4 Min Read
BEIJING (Reuters) - A pint-sized running back takes a handoff and scrambles across the goal line, spiking the football for a last-minute win.
It could be any school field in America, but on a warm spring night in Beijing the star of the game is nine-year-old Lisa Li, one of the best players in China’s first American football youth league.
"I was so excited. Before I ran for the winning touchdown I thought to myself I just had to score," Li said as her Eagles celebrated a come-from-behind 24-20 victory over the Sharklets.
Li plays running back and linebacker in the 16-team Future League run by GSG Sport, a Beijing company promoting America’s most popular game to parents seeking a new sport for children.
American football lags far behind soccer and basketball in China, but the huge potential market of 1.4 billion people has caught the attention of the National Football League.
This year’s Super Bowl championship was streamed live for the first time in China, where 1.5 million mostly young fans watch weekly NFL games on digital platforms.
NFL stars are pitching in to help build the fan base. Tom Brady, a five-time Super Bowl winning quarterback, will visit Beijing and the commercial hub of Shanghai later in June.
GSG initially wanted to set up an adult league, but spotted the youth niche five years ago, said co-founder Michael Jin. Today it has 5,000 players whose parents spend between $1,700 (1,332 pounds) and $3,000 annually for training, uniforms and equipment.
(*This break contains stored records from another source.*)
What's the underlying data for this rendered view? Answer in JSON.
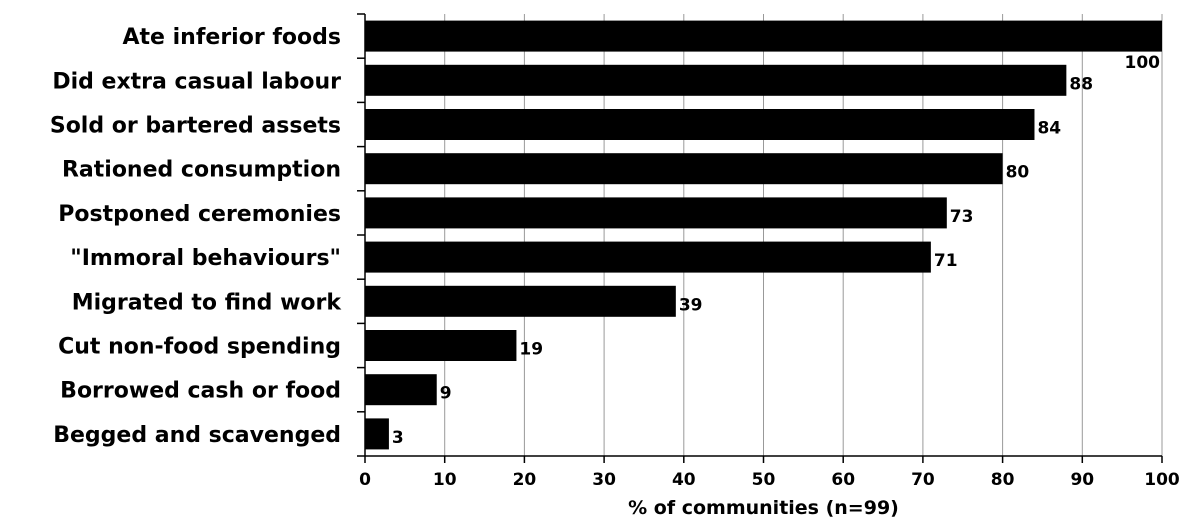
{
  "chart_data": {
    "type": "bar",
    "orientation": "horizontal",
    "categories": [
      "Ate inferior foods",
      "Did extra casual labour",
      "Sold or bartered assets",
      "Rationed consumption",
      "Postponed ceremonies",
      "\"Immoral behaviours\"",
      "Migrated to find work",
      "Cut non-food spending",
      "Borrowed cash or food",
      "Begged and scavenged"
    ],
    "values": [
      100,
      88,
      84,
      80,
      73,
      71,
      39,
      19,
      9,
      3
    ],
    "title": "",
    "xlabel": "% of communities (n=99)",
    "ylabel": "",
    "xlim": [
      0,
      100
    ],
    "xticks": [
      0,
      10,
      20,
      30,
      40,
      50,
      60,
      70,
      80,
      90,
      100
    ],
    "grid": "vertical",
    "legend": "none",
    "bar_color": "#000000",
    "grid_color": "#999999"
  }
}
Parents like football because it stresses discipline, team skills and exposes their pre-teen children to a new culture.
"A lot of parents think football is actually the essence of American culture," Jin said.
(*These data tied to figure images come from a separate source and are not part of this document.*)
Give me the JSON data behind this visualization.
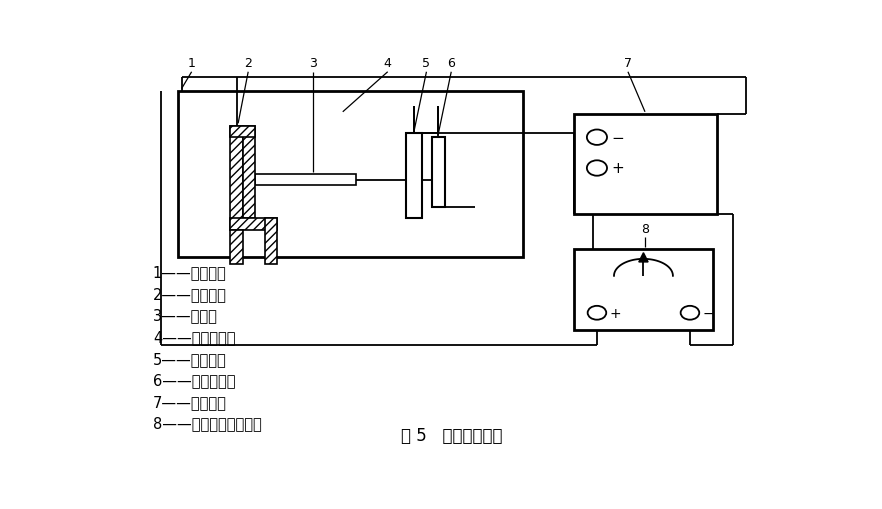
{
  "title": "图 5   电解脱锡装置",
  "bg_color": "#ffffff",
  "line_color": "#000000",
  "legend_items": [
    "1——脱锡槽；",
    "2——试样夹；",
    "3——试样；",
    "4——脱锡溶液；",
    "5——碳电极；",
    "6——参考电极；",
    "7——记录仪；",
    "8——恒电流直流电源。"
  ]
}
At a recent Friday night game, a father cheering for his son said he appreciated the toughness of the sport. "It's very manly and the kids like it a lot," he said.
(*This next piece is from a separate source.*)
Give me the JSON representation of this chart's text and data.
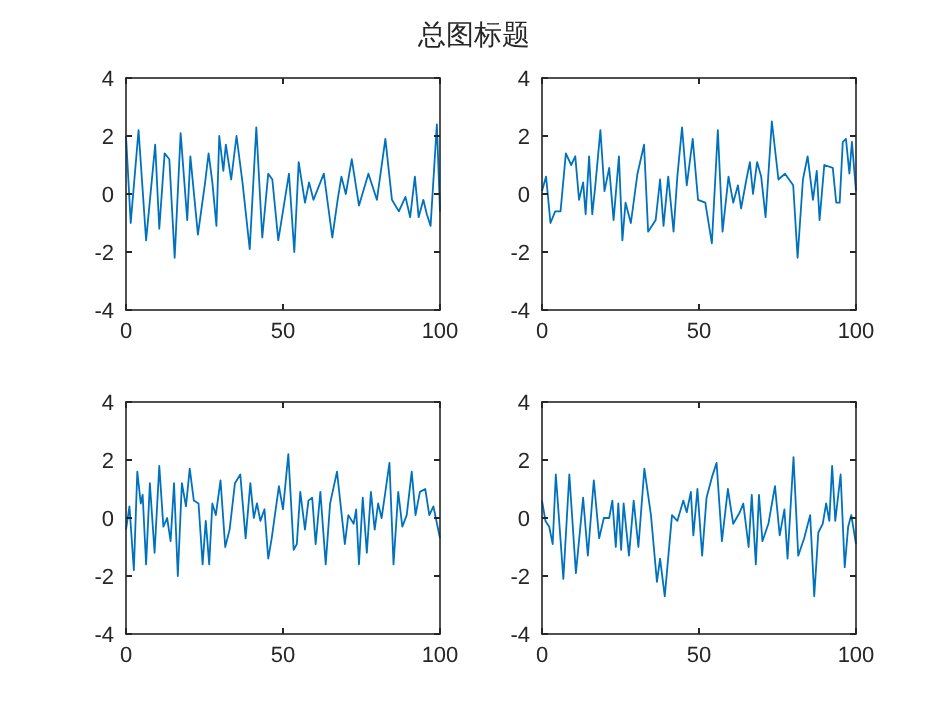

Parents at the game said they were not overly concerned about the risk of injury, which has fuelled a safety debate in the United States.
"They’re not running that fast or hitting that hard," said one parent, who sought anonymity. "It's not a big risk."
To tap a sports industry fuelled by rising consumer spending and favourable policies, two Beijing-based funds, Kaixing Capital and Unity Ventures, said they had invested "millions of dollars" in GSG, but gave no specific figures.
Beijing wants to triple the value of China’s sports sector to 5 trillion yuan (576 billion pounds) by 2025.
Unity investment manager Xu Miaocheng said it was drawn to GSG’s training business model.
"Most sports companies are not very good at generating cash," he said. "The training sector generates cash."
GSG has expanded to Shanghai and the eastern city of Hangzhou and will soon open a franchise in eastern Qingdao. It aims to reach 10,000 players in two years.
GSG is not profitable but the funds say they are patient.
"If you get in a hurry and compromise your service, it hurts your reputation," said Pan Shijian, a partner at Kaixing, which set up a 10-billion-yuan sports fund last year with property developer Kaisa Group.
The one-year old Future League is a key part of GSG’s effort to build its brand.
Taking a page from American high school football, Future League games are held on Friday nights, complete with uniformed referees, cheering fans and a camera crew for post-game interviews.
This year GSG began livestreaming games in partnership with sports media company LeSports, drawing about 200,000 to watch the winning score by the Eagles' Li against the Sharklets.
"Lisa is much more confident and much more brave after playing football," said her father, Li Ning.